En América Latina, ese período corresponde sobre todo a los años 60. Ahí están Nicanor Parra, Mario Benedetti, Antonio Cisneros y otros. ¿Quién es el padre de todos ellos? No otro que César Vallejo, quien en Trilce, en 1922, escribía, por ejemplo, sobre las lavanderas que “azulaban y planchaban todos los caos” o tiempo después en los Poemas humanos preguntaba al Sr. Ministro de Salud qué hacer con tanto dolor en el mundo. En Paraguay, por otro lado, todavía somos tributarios de una retórica excesivamente grandilocuente. No es que no existan poetas que asuman lo cotidiano como una fuente, sino más bien que la poesía sigue siendo demasiado orgullosa de ser ella una señora bien cuando es más excitante que sea todo lo contrario. Hay excepciones, por supuesto. Pienso en muchas cosas de Jacobo Rauskin, en algunas de Jorge Kanese y Joaquin Morales, y en otras de autores poco éditos o demasiado inéditos. Cantar lo cotidiano es, al mismo tiempo, decir que la poesía está en todas partes y momentos, pero también restarle un poco de su aura (sueño anti kantiano de Walter Benjamin), hacerla más humilde.
“Poesía poesía todo poesía/ Hacemos poesía/ hasta cuando vamos al baño”, dice Nicanor Parra. Qué cosa más cotidiana que ir al baño.
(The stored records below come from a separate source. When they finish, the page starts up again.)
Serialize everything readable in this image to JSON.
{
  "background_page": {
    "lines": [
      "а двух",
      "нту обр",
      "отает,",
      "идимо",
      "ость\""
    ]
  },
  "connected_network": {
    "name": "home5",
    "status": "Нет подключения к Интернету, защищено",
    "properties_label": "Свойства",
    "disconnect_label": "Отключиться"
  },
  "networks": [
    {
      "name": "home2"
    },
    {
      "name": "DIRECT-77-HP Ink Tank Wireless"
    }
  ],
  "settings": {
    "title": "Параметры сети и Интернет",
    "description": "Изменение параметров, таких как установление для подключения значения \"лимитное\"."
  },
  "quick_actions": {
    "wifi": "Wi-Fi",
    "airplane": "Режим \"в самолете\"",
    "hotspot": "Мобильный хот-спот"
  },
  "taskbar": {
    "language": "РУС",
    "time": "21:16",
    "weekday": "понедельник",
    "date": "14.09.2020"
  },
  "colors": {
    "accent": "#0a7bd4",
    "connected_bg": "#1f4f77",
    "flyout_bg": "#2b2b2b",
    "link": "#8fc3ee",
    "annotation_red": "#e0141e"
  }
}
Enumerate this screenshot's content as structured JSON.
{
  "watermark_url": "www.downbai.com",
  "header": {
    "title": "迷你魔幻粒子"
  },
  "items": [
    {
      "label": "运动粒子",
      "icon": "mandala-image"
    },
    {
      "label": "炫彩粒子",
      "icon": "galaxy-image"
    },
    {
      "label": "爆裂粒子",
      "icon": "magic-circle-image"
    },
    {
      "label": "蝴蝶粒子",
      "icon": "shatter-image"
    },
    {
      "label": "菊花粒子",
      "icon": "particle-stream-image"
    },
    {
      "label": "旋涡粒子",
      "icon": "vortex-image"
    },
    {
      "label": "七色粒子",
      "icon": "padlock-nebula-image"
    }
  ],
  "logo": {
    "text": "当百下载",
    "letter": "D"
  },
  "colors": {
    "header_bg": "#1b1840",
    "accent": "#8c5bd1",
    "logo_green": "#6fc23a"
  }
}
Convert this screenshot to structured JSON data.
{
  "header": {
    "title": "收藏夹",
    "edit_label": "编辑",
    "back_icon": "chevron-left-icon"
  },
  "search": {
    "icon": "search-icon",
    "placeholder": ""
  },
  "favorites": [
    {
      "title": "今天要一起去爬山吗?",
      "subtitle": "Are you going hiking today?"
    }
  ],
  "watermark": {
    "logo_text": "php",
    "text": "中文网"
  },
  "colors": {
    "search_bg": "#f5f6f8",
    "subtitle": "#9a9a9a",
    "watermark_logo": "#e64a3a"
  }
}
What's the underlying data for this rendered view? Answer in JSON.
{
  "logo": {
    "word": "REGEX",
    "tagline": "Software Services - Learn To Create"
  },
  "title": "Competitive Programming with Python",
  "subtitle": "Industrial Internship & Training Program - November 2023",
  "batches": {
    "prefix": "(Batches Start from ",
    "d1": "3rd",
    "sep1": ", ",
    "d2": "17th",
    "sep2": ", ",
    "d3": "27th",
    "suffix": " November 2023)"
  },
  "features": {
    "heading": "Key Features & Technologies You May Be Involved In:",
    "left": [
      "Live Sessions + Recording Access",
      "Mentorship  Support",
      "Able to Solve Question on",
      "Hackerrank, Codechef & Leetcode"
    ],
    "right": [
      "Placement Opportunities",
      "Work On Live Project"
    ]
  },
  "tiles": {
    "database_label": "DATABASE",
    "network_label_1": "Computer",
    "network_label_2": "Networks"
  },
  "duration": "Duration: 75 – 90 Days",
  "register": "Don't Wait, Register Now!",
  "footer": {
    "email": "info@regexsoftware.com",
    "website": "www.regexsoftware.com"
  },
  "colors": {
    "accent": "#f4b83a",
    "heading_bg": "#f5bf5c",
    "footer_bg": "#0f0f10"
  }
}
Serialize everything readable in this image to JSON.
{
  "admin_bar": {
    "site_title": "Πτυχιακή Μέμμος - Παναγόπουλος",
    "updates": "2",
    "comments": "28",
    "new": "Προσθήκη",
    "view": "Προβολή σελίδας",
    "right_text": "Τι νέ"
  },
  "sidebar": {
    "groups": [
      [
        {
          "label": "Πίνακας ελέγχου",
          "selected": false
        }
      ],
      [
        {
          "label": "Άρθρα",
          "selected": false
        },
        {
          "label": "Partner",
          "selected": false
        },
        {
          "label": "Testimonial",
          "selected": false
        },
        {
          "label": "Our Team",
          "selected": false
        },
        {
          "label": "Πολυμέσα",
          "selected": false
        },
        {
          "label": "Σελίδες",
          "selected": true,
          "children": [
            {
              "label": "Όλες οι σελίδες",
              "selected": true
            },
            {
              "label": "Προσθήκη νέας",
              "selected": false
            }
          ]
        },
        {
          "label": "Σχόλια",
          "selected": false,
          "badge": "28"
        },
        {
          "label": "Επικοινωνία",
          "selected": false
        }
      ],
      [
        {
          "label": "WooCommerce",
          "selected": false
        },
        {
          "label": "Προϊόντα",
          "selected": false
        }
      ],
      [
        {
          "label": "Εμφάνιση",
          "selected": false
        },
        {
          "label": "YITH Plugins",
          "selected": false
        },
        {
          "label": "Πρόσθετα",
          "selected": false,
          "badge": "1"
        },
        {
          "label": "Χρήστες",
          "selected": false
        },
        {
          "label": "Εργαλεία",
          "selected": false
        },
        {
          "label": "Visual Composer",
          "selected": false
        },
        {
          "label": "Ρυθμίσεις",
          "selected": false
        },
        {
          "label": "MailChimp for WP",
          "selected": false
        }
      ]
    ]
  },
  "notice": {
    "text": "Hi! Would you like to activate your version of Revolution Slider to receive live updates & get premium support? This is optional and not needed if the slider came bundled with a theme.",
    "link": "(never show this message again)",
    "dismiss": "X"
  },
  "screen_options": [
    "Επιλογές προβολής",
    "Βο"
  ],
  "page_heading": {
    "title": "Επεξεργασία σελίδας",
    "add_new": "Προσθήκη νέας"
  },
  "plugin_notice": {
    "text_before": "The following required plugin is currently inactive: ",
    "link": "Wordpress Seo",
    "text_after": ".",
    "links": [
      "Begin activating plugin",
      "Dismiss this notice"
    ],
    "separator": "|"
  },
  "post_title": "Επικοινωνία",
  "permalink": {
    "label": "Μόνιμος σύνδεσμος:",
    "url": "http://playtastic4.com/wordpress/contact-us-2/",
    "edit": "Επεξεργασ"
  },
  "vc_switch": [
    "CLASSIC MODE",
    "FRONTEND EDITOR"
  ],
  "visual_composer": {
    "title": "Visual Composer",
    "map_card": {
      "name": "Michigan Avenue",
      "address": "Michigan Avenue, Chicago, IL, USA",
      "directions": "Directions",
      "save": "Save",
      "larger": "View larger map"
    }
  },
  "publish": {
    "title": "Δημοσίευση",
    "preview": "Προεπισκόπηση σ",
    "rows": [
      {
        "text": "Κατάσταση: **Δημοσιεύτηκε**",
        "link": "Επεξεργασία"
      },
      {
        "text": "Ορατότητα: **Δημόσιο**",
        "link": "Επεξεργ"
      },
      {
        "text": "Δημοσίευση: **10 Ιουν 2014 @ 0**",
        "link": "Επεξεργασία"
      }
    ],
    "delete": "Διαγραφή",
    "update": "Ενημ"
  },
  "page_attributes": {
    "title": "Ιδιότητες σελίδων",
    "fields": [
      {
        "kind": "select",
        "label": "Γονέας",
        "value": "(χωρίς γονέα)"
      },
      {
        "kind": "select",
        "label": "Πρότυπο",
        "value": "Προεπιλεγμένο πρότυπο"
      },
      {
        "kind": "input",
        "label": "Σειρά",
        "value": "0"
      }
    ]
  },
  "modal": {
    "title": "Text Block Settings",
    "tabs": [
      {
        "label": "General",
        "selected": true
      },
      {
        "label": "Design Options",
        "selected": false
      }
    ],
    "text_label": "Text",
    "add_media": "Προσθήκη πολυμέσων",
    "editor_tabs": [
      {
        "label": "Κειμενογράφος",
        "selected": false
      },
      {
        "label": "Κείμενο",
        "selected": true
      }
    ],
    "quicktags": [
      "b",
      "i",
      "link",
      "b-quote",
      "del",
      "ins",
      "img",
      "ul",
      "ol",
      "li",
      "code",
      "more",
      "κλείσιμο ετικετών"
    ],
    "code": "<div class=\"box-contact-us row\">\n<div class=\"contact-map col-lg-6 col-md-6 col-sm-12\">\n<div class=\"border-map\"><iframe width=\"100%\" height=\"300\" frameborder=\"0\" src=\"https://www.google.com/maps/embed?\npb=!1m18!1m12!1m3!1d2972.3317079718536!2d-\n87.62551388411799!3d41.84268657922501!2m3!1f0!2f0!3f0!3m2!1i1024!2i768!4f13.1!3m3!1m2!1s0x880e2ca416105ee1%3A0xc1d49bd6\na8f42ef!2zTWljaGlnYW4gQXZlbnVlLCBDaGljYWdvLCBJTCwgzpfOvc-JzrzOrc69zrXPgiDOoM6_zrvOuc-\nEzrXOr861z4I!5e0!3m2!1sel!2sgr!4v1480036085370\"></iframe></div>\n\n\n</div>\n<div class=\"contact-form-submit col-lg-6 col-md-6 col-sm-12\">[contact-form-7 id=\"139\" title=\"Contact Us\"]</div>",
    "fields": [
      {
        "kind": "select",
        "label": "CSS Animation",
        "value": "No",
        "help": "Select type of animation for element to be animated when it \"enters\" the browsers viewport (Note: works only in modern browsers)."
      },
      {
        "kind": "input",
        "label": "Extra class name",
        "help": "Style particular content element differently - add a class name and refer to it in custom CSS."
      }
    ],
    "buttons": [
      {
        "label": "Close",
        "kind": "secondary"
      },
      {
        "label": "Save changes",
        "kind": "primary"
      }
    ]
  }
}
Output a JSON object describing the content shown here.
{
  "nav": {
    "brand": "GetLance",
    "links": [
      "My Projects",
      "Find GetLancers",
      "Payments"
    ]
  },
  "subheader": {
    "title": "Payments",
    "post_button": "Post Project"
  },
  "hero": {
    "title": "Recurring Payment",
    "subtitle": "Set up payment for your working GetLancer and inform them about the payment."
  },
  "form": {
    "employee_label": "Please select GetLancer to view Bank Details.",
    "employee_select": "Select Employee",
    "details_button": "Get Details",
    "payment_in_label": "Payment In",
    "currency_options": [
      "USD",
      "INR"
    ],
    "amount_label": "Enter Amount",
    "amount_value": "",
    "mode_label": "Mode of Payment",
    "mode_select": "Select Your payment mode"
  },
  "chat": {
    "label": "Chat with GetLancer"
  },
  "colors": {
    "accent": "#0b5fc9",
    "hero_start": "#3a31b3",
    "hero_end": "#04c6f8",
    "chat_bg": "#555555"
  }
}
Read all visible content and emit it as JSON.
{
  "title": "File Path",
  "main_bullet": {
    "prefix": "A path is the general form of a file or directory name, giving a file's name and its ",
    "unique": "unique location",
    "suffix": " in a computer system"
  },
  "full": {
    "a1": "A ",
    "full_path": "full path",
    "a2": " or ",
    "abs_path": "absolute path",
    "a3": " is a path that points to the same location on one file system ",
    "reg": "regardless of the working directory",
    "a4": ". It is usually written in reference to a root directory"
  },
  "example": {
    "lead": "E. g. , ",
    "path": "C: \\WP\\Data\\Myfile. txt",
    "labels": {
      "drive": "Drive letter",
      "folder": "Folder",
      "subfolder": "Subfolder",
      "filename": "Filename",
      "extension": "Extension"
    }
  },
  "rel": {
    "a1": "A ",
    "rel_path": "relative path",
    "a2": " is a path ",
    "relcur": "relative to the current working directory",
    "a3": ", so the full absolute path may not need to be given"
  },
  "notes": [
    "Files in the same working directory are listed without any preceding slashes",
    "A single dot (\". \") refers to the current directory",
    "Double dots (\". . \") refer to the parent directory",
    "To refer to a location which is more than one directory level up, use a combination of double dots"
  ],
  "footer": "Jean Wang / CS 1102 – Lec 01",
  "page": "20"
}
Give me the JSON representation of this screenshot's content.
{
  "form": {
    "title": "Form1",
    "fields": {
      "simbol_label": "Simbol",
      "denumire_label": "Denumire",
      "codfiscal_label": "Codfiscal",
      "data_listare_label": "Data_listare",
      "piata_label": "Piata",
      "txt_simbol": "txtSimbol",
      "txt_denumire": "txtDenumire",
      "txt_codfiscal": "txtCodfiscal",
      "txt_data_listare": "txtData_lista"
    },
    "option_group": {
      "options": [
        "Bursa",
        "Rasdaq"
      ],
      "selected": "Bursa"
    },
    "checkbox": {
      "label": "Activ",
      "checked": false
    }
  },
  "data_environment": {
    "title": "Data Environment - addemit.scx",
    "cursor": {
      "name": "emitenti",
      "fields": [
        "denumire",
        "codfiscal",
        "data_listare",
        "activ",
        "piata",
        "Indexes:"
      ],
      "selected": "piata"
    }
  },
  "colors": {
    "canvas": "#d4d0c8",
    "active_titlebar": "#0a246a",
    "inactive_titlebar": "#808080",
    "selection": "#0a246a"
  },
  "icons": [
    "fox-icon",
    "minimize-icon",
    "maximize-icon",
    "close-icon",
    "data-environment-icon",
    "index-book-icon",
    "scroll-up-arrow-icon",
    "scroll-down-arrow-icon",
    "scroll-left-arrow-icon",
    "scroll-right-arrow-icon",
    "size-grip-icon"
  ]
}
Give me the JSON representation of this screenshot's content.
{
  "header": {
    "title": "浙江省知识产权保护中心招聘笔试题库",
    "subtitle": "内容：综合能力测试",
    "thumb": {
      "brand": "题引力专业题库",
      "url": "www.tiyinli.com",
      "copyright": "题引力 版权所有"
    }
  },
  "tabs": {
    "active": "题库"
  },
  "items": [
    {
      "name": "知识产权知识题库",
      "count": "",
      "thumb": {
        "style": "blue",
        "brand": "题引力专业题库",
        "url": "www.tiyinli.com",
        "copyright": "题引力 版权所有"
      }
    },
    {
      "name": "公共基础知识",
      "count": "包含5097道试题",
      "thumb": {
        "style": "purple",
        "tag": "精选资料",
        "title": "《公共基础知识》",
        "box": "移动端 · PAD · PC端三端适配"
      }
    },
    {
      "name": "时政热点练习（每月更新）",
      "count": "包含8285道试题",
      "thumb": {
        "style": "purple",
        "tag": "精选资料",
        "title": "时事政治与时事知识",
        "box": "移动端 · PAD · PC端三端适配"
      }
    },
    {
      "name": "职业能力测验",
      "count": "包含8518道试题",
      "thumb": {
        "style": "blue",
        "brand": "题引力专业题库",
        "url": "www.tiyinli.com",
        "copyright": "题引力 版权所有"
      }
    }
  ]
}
Se objetará el mal olor de una poesía de excusado, pero nadie dijo que la poesía tiene que tener pudor de sus necesidades fisiológicas. En todo caso, de lo que se trata es de saber mirar nuestra cotidianidad como activo poético, para alabarla o blasfemarla, no importa. A fin de cuentas, la poesía está hasta en los baños.

Para terminar, quiero leerles un poema de la poeta vasca Miren Agur Meabe, que nació en 1962.

Noticias breves

“Ayer se me quemó la sábana
La quemé yo, con la plancha.
Le estampé un triángulo color pan tostado
Por culpa de la tele.
Siempre tengo encendida la tele pequeña de la cocina
Cuando toca planchar:
Un niño negro de la guerra
Chupaba el pecho de su madre muerta.
Se me hizo un nudo de pelo en la garganta.

No se me olvidará:
La leche me mojó el sujetador.”

- Leído en el I Encuentro Internacional de Poetas, organizado por la Comisión Nacional de Conmemoración del Bicentenario, en Asunción, en marzo de 2010.